Eventually we left.  We took the train back to Paris.  Some guy on the train with a young child told us where to get crepes for dinner.  But first, we wanted to go to the Shakespeare Company bookstore we’d heard so much about.  I didn’t know much about it, just that it had Shakespeare in the name and books inside.  So I was plenty excited.  When we arrived, the outside looked like a cottage, maybe.  Green shutters, a slanted roof, a hand painted sign.  Books were on display outside.  This place was stunningly old-fashioned.  It had some new books but also plenty of old classics: sections dedicated to Hemingway, to Fitzgerald, to Jane Austen and Orson Welles and James Joyce and many, many others. It had some old books not for sale, just to look at.  It had two floors, and when I climbed the very narrow wooden bookshelf, teetering with books on either side, I found a different scene upstairs.  There was a little nook with pillows for reading, as well as a cubby with an old typewriter.  Someone was playing the piano. There were benches set up against the bookshelves, and everyone sitting on them was either reading or writing in a journal.  It was like a different corner of the universe, with Paris, wide and open and extravagant, just outside. 


            I couldn’t take pictures in the bookstore – there was a rule – and it’s probably for the best.  Pictures couldn’t capture the details, like how there was handwritten letters on some of the walls, even some love letters.  Or how the books looked more classical and important in this bookstore, surrounded by people who wanted to just sit and read or write for hours with a piano player in the corner.




            After, we got great crepes from this little spot near St. Michel.  Apparently everything in the world that happens in Paris happens on or near St.
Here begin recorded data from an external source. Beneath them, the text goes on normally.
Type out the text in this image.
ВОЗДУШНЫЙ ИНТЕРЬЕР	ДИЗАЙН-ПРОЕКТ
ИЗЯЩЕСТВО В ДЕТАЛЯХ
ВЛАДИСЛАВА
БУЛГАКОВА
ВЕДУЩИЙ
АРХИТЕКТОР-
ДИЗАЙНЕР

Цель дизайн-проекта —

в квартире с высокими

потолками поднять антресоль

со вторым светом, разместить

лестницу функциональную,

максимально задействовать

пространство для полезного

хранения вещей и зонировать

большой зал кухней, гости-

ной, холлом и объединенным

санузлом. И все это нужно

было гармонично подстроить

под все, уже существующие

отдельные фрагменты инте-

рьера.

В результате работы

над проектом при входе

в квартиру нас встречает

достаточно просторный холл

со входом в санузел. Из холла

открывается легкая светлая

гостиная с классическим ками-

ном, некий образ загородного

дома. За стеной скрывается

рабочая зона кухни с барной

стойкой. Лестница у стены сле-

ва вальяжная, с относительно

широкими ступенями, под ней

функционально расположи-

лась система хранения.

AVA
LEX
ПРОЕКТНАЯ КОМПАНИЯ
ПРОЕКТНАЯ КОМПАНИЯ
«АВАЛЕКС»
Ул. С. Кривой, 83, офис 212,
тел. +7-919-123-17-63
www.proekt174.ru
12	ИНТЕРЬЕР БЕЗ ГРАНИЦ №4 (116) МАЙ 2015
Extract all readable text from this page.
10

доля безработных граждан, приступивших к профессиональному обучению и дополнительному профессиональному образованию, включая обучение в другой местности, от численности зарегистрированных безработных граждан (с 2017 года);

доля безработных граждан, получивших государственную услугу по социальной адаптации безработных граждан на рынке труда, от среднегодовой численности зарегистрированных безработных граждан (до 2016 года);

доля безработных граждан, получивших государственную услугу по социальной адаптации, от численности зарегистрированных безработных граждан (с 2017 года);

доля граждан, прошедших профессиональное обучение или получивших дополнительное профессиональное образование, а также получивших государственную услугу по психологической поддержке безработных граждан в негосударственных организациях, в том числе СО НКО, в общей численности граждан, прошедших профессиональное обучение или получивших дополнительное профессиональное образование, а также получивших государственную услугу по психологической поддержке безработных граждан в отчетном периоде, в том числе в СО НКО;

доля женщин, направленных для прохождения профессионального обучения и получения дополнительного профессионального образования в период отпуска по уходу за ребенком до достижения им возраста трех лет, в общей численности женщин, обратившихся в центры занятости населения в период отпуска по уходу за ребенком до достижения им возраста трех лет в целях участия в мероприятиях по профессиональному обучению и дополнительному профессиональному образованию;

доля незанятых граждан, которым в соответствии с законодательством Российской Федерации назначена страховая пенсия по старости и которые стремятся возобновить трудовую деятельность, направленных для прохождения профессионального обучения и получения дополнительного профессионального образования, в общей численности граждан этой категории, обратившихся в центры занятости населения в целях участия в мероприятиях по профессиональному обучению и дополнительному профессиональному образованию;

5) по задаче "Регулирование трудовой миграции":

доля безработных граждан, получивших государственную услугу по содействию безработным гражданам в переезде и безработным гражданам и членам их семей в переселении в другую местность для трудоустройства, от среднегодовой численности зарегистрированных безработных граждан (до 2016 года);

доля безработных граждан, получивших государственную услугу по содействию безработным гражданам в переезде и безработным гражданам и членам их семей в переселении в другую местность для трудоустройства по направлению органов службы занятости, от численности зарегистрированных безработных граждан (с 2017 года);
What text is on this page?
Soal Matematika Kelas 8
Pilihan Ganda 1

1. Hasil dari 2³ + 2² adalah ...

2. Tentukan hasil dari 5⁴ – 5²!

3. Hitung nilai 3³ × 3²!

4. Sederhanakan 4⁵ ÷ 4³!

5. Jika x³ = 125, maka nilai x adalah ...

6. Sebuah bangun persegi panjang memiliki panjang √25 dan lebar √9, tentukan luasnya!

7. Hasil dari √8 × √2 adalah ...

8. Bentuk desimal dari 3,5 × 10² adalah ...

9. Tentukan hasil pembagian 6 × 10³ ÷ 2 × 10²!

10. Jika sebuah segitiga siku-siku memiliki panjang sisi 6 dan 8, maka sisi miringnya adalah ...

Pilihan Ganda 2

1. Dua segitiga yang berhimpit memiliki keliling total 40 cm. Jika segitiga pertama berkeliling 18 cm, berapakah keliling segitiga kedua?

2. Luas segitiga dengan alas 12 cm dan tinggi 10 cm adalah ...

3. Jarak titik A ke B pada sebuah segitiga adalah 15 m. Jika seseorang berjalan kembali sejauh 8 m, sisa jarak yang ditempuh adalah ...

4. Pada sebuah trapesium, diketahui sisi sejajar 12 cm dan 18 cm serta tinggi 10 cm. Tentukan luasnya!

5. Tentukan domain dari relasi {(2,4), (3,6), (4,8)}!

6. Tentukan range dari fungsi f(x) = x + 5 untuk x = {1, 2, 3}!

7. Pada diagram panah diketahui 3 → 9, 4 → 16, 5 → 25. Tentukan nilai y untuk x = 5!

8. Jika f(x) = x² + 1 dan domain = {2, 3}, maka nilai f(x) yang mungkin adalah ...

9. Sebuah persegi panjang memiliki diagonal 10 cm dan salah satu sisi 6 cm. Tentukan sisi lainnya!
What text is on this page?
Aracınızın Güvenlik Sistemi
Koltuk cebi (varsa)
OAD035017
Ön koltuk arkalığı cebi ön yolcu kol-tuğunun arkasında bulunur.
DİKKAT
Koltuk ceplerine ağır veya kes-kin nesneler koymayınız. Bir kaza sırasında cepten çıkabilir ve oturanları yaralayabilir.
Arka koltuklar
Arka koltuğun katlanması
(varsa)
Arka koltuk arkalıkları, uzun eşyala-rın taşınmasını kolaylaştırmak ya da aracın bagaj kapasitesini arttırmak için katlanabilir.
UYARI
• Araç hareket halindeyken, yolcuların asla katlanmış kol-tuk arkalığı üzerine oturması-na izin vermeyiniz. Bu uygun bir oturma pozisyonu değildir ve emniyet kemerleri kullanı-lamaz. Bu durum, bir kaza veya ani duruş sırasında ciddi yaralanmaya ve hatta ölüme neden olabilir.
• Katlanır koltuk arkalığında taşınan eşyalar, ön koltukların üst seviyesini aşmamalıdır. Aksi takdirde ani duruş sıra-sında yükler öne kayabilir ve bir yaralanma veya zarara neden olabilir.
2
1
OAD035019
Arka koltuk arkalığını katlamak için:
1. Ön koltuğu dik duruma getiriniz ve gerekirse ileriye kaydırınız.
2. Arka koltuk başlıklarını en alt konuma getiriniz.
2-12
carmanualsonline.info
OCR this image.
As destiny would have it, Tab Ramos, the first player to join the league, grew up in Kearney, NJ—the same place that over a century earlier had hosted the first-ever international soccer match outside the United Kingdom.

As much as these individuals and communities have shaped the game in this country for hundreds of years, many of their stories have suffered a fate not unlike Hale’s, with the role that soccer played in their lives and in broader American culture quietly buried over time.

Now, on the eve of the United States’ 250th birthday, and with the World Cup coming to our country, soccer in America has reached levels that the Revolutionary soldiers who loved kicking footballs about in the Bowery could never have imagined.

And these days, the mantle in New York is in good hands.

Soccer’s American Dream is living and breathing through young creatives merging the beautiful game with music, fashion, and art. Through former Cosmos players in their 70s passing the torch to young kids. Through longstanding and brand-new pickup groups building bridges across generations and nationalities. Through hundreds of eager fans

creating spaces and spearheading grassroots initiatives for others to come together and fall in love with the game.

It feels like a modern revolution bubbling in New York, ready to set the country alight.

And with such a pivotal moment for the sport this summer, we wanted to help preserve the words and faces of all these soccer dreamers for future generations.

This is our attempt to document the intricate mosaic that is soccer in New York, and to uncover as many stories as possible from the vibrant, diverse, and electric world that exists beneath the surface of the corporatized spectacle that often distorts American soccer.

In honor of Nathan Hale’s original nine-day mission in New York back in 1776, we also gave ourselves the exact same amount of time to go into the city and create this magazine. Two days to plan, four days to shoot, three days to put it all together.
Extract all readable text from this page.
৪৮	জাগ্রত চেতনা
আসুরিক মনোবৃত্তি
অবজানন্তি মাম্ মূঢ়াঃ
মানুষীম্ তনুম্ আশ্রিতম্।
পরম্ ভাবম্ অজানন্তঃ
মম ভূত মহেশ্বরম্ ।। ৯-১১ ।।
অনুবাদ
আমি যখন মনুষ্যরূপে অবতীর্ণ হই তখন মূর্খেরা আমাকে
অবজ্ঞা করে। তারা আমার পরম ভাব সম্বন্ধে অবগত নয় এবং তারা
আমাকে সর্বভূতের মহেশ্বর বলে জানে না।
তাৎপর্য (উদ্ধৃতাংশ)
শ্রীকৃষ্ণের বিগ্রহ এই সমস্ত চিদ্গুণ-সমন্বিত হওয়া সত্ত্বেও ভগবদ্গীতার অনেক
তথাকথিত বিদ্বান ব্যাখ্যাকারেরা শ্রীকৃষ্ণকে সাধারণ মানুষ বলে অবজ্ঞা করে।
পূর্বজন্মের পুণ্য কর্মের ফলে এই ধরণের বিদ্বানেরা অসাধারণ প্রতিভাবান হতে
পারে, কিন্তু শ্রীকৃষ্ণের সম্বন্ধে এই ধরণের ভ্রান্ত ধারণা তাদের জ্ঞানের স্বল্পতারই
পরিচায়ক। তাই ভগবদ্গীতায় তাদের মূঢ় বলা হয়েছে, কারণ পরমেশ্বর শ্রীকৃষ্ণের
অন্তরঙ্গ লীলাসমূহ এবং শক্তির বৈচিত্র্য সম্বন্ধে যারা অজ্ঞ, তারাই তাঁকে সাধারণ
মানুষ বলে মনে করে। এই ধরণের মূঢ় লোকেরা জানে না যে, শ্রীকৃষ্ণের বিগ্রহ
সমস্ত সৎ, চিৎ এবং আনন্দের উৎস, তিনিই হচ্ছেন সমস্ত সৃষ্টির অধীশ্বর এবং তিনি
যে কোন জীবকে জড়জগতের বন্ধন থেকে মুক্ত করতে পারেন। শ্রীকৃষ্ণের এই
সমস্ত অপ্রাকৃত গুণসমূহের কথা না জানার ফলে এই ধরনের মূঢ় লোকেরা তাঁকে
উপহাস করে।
Michel.






            We walked back to our area, this fun university street with great restaurants and bars lining either side.  Young kids are always hanging around outside, which I guess is a good sign.  Anyways, we decided to stop in one of the little cafes.  My friends ordered tea and I tried “hot milk with honey.”  Actually delicious, but probably didn’t need to spend money on it.  We sat and talked for a while.  My friends were nervous about their futures, about graduation.  One of them said, “I don’t think I’ll be able to find a job I’m passionate about, and that’s okay.  My family will be my passion.  That’s enough for me.” 
This didn’t sit right with me but I couldn’t figure out why, so I didn’t say anything for a couple minutes.  Then, as we were walking back to my hostel, I figured it out.  I thought about my dad, how he loves his family – loves – but he can also get inexplicably excited about his other passions, about making a difference at work.  Making progress, affecting other people’s lives, moving things forward.  “Most of the adults I know – they light up in a conversation when they talk about two things: their family, their children, yes.  But also their job.  They light up talking about their job.  And it isn’t an either/or, thing, really.  It’s your one life.  It’s your only chance at this.  We are twenty years old.  We haven’t even begun to uncover what kind of jobs are out there for us, but please, please, don’t stop searching for a job to be passionate about.  You can be passionate about your job and your family, but don’t be afraid to ask the universe for both.  Don’t be afraid to want both.  You are so young to want to sacrifice that love for work that you can find if you search for it.”  I can’t imagine not being excited for my future, even if I can’t see it yet. 


Anyways, then the next day Catherine left around 4 a.m.  Sophia and I got crepes with eggs and ham and tomatoes, and then we walked around a bit before ending up at the metro, where we said goodbye.  The thing about me is, I get really nervous if I think I might be late to something.  So at about noon, I got on the metro and headed to the airport.  I got to the airport around 1:00.  My flight was at 5:30.  So I studied in Starbucks for two hours.  I didn’t want to give up a moment of Paris, but I also wanted the weekend to stay in my memory the way it was.  I didn’t need to do anything else.  I would’ve loved weeks or years more in Paris, but I was also so happy to have the weekend I did.